The second explanation is a positive assertion: that the election outcome this time is a vote for development. Many credit the UPA government with inclusive development process and pro-poor policies like the NREGA and the loan waiver scheme that won it the support of a large section of rural population. Well, these two schemes certainly helped the poor, but they were in the form of subsidy; there were hardly any measures by the UPA government which ensured that the 9 per cent growth was actually inclusive.

 

The government records, of course, tell us that there has been considerable poverty reduction during the period the country has been on a growth path, but the absolute number of people without the basic amenities is still large. That suggests that the rising inequality has not allowed the benefit of growth to change the quality of life for the poor.

 

Consider some basic facts: while India experienced spectacular economic growth, the benefit of that growth was hardly reflected in the improvement of the health facilities of the needy. The 2006 National Family Health Survey (NFHS 3) showed an immunization coverage of only 44 per cent – an improvement of just 2 per cent compared to the 1998 NFHS 2 data. Similarly, 46 per cent of children under three were underweight in 2006, again a fall of only 1 per cent over eight years. It was small wonder that India’s position in global Human Development Index (HDI) did not improve during the high growth phase.

 

As a matter of fact, the high growth was mostly registered in industries and services sector, where as agricultural growth remained sluggish. This had serious implications for the poor as 55 per cent of the total workforce in India is still engaged in agriculture.

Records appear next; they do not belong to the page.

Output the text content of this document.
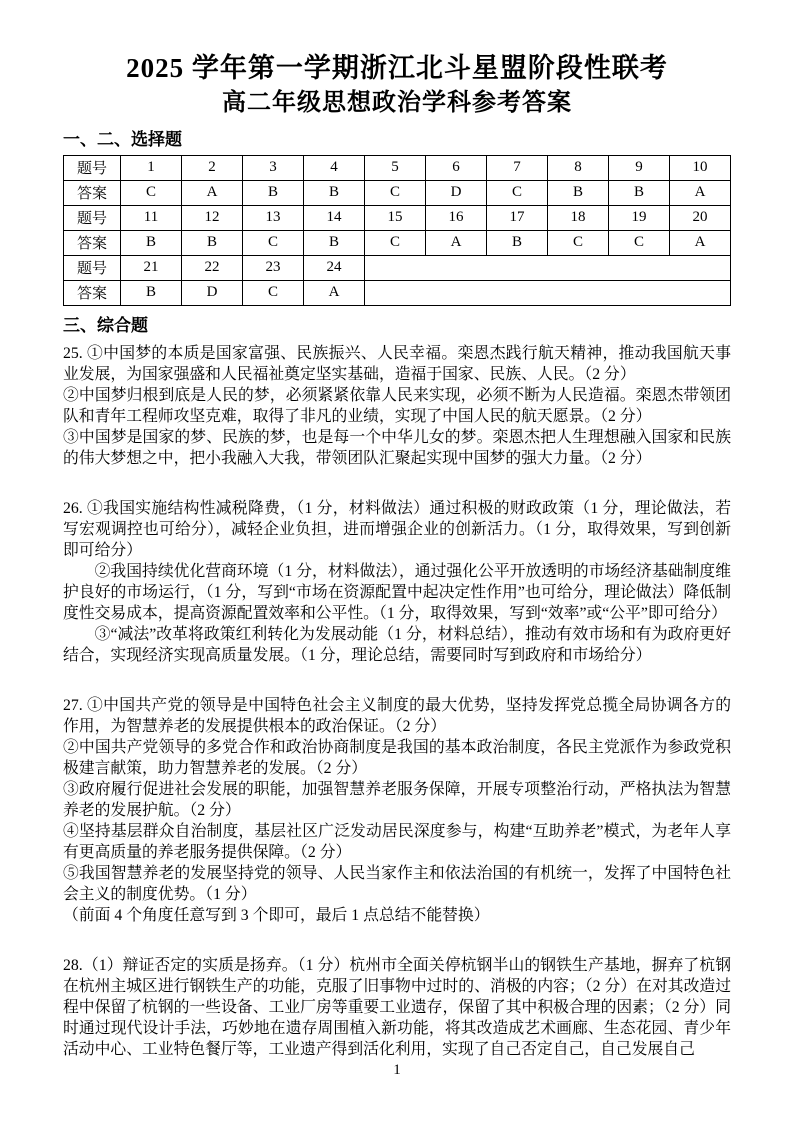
2025 学年第一学期浙江北斗星盟阶段性联考
高二年级思想政治学科参考答案
一、二、选择题
题号	1	2	3	4	5	6	7	8	9	10
答案	C	A	B	B	C	D	C	B	B	A
题号	11	12	13	14	15	16	17	18	19	20
答案	B	B	C	B	C	A	B	C	C	A
题号	21	22	23	24						
答案	B	D	C	A						
三、综合题
25. ①中国梦的本质是国家富强、民族振兴、人民幸福。栾恩杰践行航天精神，推动我国航天事业发展，为国家强盛和人民福祉奠定坚实基础，造福于国家、民族、人民。（2 分）
②中国梦归根到底是人民的梦，必须紧紧依靠人民来实现，必须不断为人民造福。栾恩杰带领团队和青年工程师攻坚克难，取得了非凡的业绩，实现了中国人民的航天愿景。（2 分）
③中国梦是国家的梦、民族的梦，也是每一个中华儿女的梦。栾恩杰把人生理想融入国家和民族的伟大梦想之中，把小我融入大我，带领团队汇聚起实现中国梦的强大力量。（2 分）
26. ①我国实施结构性减税降费，（1 分，材料做法）通过积极的财政政策（1 分，理论做法，若写宏观调控也可给分），减轻企业负担，进而增强企业的创新活力。（1 分，取得效果，写到创新即可给分）
②我国持续优化营商环境（1 分，材料做法），通过强化公平开放透明的市场经济基础制度维护良好的市场运行，（1 分，写到“市场在资源配置中起决定性作用”也可给分，理论做法）降低制度性交易成本，提高资源配置效率和公平性。（1 分，取得效果，写到“效率”或“公平”即可给分）
③“减法”改革将政策红利转化为发展动能（1 分，材料总结），推动有效市场和有为政府更好结合，实现经济实现高质量发展。（1 分，理论总结，需要同时写到政府和市场给分）
27. ①中国共产党的领导是中国特色社会主义制度的最大优势，坚持发挥党总揽全局协调各方的作用，为智慧养老的发展提供根本的政治保证。（2 分）
②中国共产党领导的多党合作和政治协商制度是我国的基本政治制度，各民主党派作为参政党积极建言献策，助力智慧养老的发展。（2 分）
③政府履行促进社会发展的职能，加强智慧养老服务保障，开展专项整治行动，严格执法为智慧养老的发展护航。（2 分）
④坚持基层群众自治制度，基层社区广泛发动居民深度参与，构建“互助养老”模式，为老年人享有更高质量的养老服务提供保障。（2 分）
⑤我国智慧养老的发展坚持党的领导、人民当家作主和依法治国的有机统一，发挥了中国特色社会主义的制度优势。（1 分）
（前面 4 个角度任意写到 3 个即可，最后 1 点总结不能替换）
28.（1）辩证否定的实质是扬弃。（1 分）杭州市全面关停杭钢半山的钢铁生产基地，摒弃了杭钢在杭州主城区进行钢铁生产的功能，克服了旧事物中过时的、消极的内容；（2 分）在对其改造过程中保留了杭钢的一些设备、工业厂房等重要工业遗存，保留了其中积极合理的因素；（2 分）同时通过现代设计手法，巧妙地在遗存周围植入新功能，将其改造成艺术画廊、生态花园、青少年活动中心、工业特色餐厅等，工业遗产得到活化利用，实现了自己否定自己，自己发展自己
1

The NREGA that the government launched in February 2006 had enormous potential in ensuring that funds reached the rural landless unemployed and the necessary rural infrastructure is built in the bargain, but its success has been only patchy. It has delivered results only where the social audit campaigns initiated by Jean Dreze, Aruna Roy and other social activists are strong. Elsewhere it has got lost in the proverbial bottomless pit of corruption, callousness and unaccountability.

 

Just see what Rahul Gandhi said while on a whirlwind election tour of West Bengal two weeks ago: “There are four lakh NREG cardholders in Purulia, but I have heard only 950 people have got 100 days of employment.” The Congress leader might have said this to score a brownie point with the Left rivals during election time, but what is true of Purulia is also true of most parts of India.

 

Education is supposed to be the key for social mobility of the poor. Rapid growth in quality primary and basic education as well as higher education is considered critical in providing access to a better life for the poor But Manmohan singh government could not provide for the right to decent education for all. The Right to education Bill was not passed in 2007 citing financial constraints!  That showed the clear priority that the government had in mind when spearheading the economy with a spectacular growth rate.

 

So to say that the 2009 mandate for the Congress-led UPA is a mandate for development is a travesty of truth. Subsidising the poor is not the same as making them active participants in and real beneficiaries of the development process.